Amazon Web Services is to establish an infrastructure region in Saudi Arabia in 2026 as it looks to expand its localized footprint in a country that has pitched itself as a prospective hub for artificial intelligence (AI) data centres outside the United States.
The Amazon cloud subsidiary said the move was in response to high demand for cloud services in Saudi Arabia and across the Middle East.
As part of its commitment AWS plans to invest more than $5.3 billion (£4.2bn) in Saudi Arabia and said it would open two innovation centres to provide start-ups in the Middle East and North Africa with technical mentorship and training in cloud technologies including AI and machine learning.
The company said it would offer grants for graduate student research and skill-building courses for up to 4,000 individuals working in smaller businesses in Saudi Arabia.
The new infrastructure gives users the ability to offer cloud-based services to clients in the country with lower latency and to store cloud data without sending it abroad.
“The new AWS region will enable organizations to unlock the full potential of the cloud,” said AWS vice-president of infrastructure services Prasad Kalyanaraman.
The new region is to consist of three Availability Zones at launch, adding to AWS’ 105 existing Availability Zones across 33 geographic regions globally.

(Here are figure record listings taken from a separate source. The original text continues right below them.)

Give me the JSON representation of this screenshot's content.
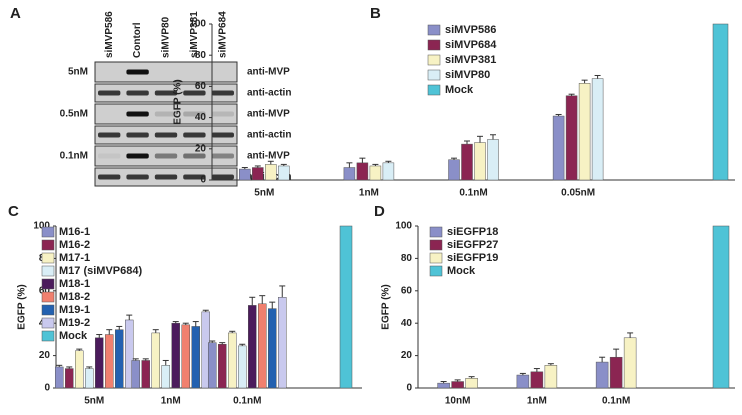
{
  "blot": {
    "panel": "A",
    "columns": [
      "siMVP586",
      "Contorl",
      "siMVP80",
      "siMVP381",
      "siMVP684"
    ],
    "rows": [
      {
        "label": "5nM",
        "antibodies": [
          "anti-MVP",
          "anti-actin"
        ]
      },
      {
        "label": "0.5nM",
        "antibodies": [
          "anti-MVP",
          "anti-actin"
        ]
      },
      {
        "label": "0.1nM",
        "antibodies": [
          "anti-MVP",
          "anti-actin"
        ]
      }
    ]
  },
  "chart_data": [
    {
      "type": "bar",
      "panel": "B",
      "ylabel": "EGFP (%)",
      "legend": "upper left",
      "categories": [
        "5nM",
        "1nM",
        "0.1nM",
        "0.05nM",
        null
      ],
      "ylim": [
        0,
        100
      ],
      "yticks": [
        0,
        20,
        40,
        60,
        80,
        100
      ],
      "series": [
        {
          "name": "siMVP586",
          "color": "#8a8fc8",
          "values": [
            7,
            8,
            13,
            41,
            null
          ],
          "errors": [
            1,
            3,
            1,
            1,
            null
          ]
        },
        {
          "name": "siMVP684",
          "color": "#8b2552",
          "values": [
            8,
            11,
            23,
            54,
            null
          ],
          "errors": [
            1,
            3,
            2,
            1,
            null
          ]
        },
        {
          "name": "siMVP381",
          "color": "#f7f2c4",
          "values": [
            10,
            9,
            24,
            62,
            null
          ],
          "errors": [
            2,
            1,
            4,
            2,
            null
          ]
        },
        {
          "name": "siMVP80",
          "color": "#d9eef6",
          "values": [
            9,
            11,
            26,
            65,
            null
          ],
          "errors": [
            1,
            1,
            3,
            2,
            null
          ]
        },
        {
          "name": "Mock",
          "color": "#4fc3d6",
          "values": [
            null,
            null,
            null,
            null,
            100
          ],
          "errors": [
            null,
            null,
            null,
            null,
            null
          ]
        }
      ]
    },
    {
      "type": "bar",
      "panel": "C",
      "ylabel": "EGFP (%)",
      "legend": "upper left",
      "categories": [
        "5nM",
        "1nM",
        "0.1nM",
        null
      ],
      "ylim": [
        0,
        100
      ],
      "yticks": [
        0,
        20,
        40,
        60,
        80,
        100
      ],
      "series": [
        {
          "name": "M16-1",
          "color": "#8a8fc8",
          "values": [
            13,
            17,
            28,
            null
          ],
          "errors": [
            1,
            1,
            1,
            null
          ]
        },
        {
          "name": "M16-2",
          "color": "#8b2552",
          "values": [
            12,
            17,
            27,
            null
          ],
          "errors": [
            1,
            1,
            1,
            null
          ]
        },
        {
          "name": "M17-1",
          "color": "#f7f2c4",
          "values": [
            23,
            34,
            34,
            null
          ],
          "errors": [
            1,
            2,
            1,
            null
          ]
        },
        {
          "name": "M17 (siMVP684)",
          "color": "#d9eef6",
          "values": [
            12,
            14,
            26,
            null
          ],
          "errors": [
            1,
            3,
            1,
            null
          ]
        },
        {
          "name": "M18-1",
          "color": "#4b1b5c",
          "values": [
            31,
            40,
            51,
            null
          ],
          "errors": [
            2,
            1,
            5,
            null
          ]
        },
        {
          "name": "M18-2",
          "color": "#f0806f",
          "values": [
            33,
            39,
            52,
            null
          ],
          "errors": [
            3,
            1,
            5,
            null
          ]
        },
        {
          "name": "M19-1",
          "color": "#2361b0",
          "values": [
            36,
            38,
            49,
            null
          ],
          "errors": [
            2,
            3,
            4,
            null
          ]
        },
        {
          "name": "M19-2",
          "color": "#c9c9ee",
          "values": [
            42,
            47,
            56,
            null
          ],
          "errors": [
            3,
            1,
            7,
            null
          ]
        },
        {
          "name": "Mock",
          "color": "#4fc3d6",
          "values": [
            null,
            null,
            null,
            100
          ],
          "errors": [
            null,
            null,
            null,
            null
          ]
        }
      ]
    },
    {
      "type": "bar",
      "panel": "D",
      "ylabel": "EGFP (%)",
      "legend": "upper left",
      "categories": [
        "10nM",
        "1nM",
        "0.1nM",
        null
      ],
      "ylim": [
        0,
        100
      ],
      "yticks": [
        0,
        20,
        40,
        60,
        80,
        100
      ],
      "series": [
        {
          "name": "siEGFP18",
          "color": "#8a8fc8",
          "values": [
            3,
            8,
            16,
            null
          ],
          "errors": [
            1,
            1,
            3,
            null
          ]
        },
        {
          "name": "siEGFP27",
          "color": "#8b2552",
          "values": [
            4,
            10,
            19,
            null
          ],
          "errors": [
            1,
            2,
            5,
            null
          ]
        },
        {
          "name": "siEGFP19",
          "color": "#f7f2c4",
          "values": [
            6,
            14,
            31,
            null
          ],
          "errors": [
            1,
            1,
            3,
            null
          ]
        },
        {
          "name": "Mock",
          "color": "#4fc3d6",
          "values": [
            null,
            null,
            null,
            100
          ],
          "errors": [
            null,
            null,
            null,
            null
          ]
        }
      ]
    }
  ]
}
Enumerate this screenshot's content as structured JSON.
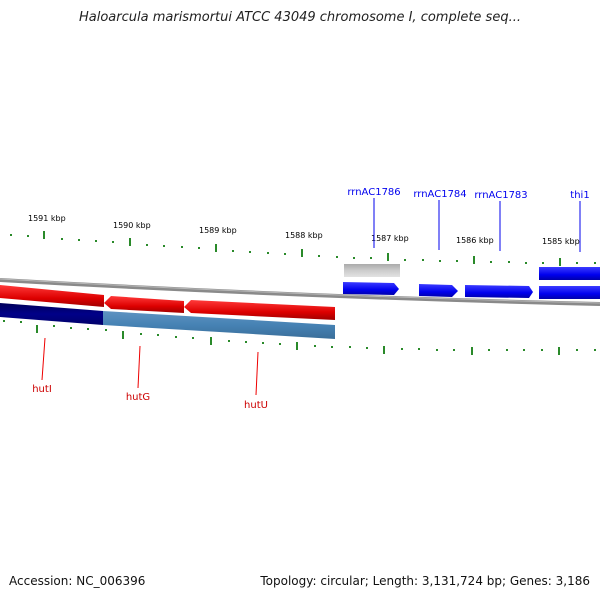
{
  "title": "Haloarcula marismortui ATCC 43049 chromosome I, complete seq...",
  "footer": {
    "accession": "Accession: NC_006396",
    "topology": "Topology: circular; Length: 3,131,724 bp; Genes: 3,186"
  },
  "scale_labels": [
    "1591 kbp",
    "1590 kbp",
    "1589 kbp",
    "1588 kbp",
    "1587 kbp",
    "1586 kbp",
    "1585 kbp"
  ],
  "genes_forward": [
    "rrnAC1786",
    "rrnAC1784",
    "rrnAC1783",
    "thi1"
  ],
  "genes_reverse": [
    "hutI",
    "hutG",
    "hutU"
  ],
  "colors": {
    "forward_gene": "#0000ee",
    "reverse_gene": "#ee0000",
    "rna_feature": "#bbbbbb",
    "tick": "#2a8a2a",
    "backbone": "#888888",
    "dark_blue": "#000080",
    "steel_blue": "#4682b4"
  }
}
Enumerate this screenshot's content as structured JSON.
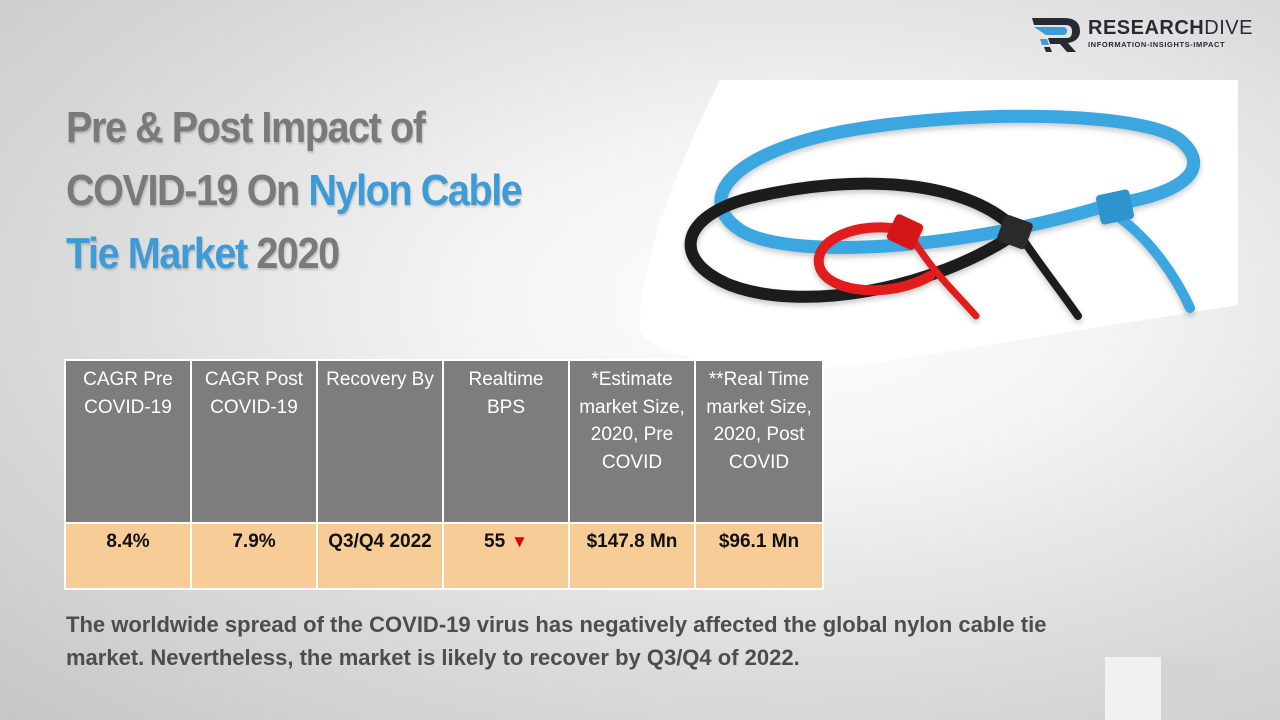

Including the Saudi Arabia announcement, AWS is currently planning 18 upcoming Availability Zones and six regions in Malaysia, Mexico, New Zealand, Saudi Arabia, Thailand, and the AWS European Sovereign Cloud.
Last week, local New Zealand news outlet Newsroom reported that the development of AWS’ planned New Zealand infrastructure region, announced in 2021, has stalled with the company halting construction of the first of three promised Auckland data centres, which would reportedly not meet its 2024 launch date.
AWS competitors including Google and Microsoft have said they would increase their investments to support AI demand, with a focus on expanding data centre capacity.
The cloud unit of China’s Huawei, the second-biggest cloud operator in China after Alibaba, added regions in Turkey and Saudi Arabia last year and said it is planning another in Egypt in March.
At the September launch of its Riyadh data centre Huawei vowed to support 200,000 new developers in the country and work with 1,000 local partners and 2,000 start-ups through its cloud computing services over the next five years.
In February the head of Saudi Arabia’s Public Investment Fund (PIF) said the kingdom has the energy resources and funding capacity to make it a major hub for cloud-based AI applications.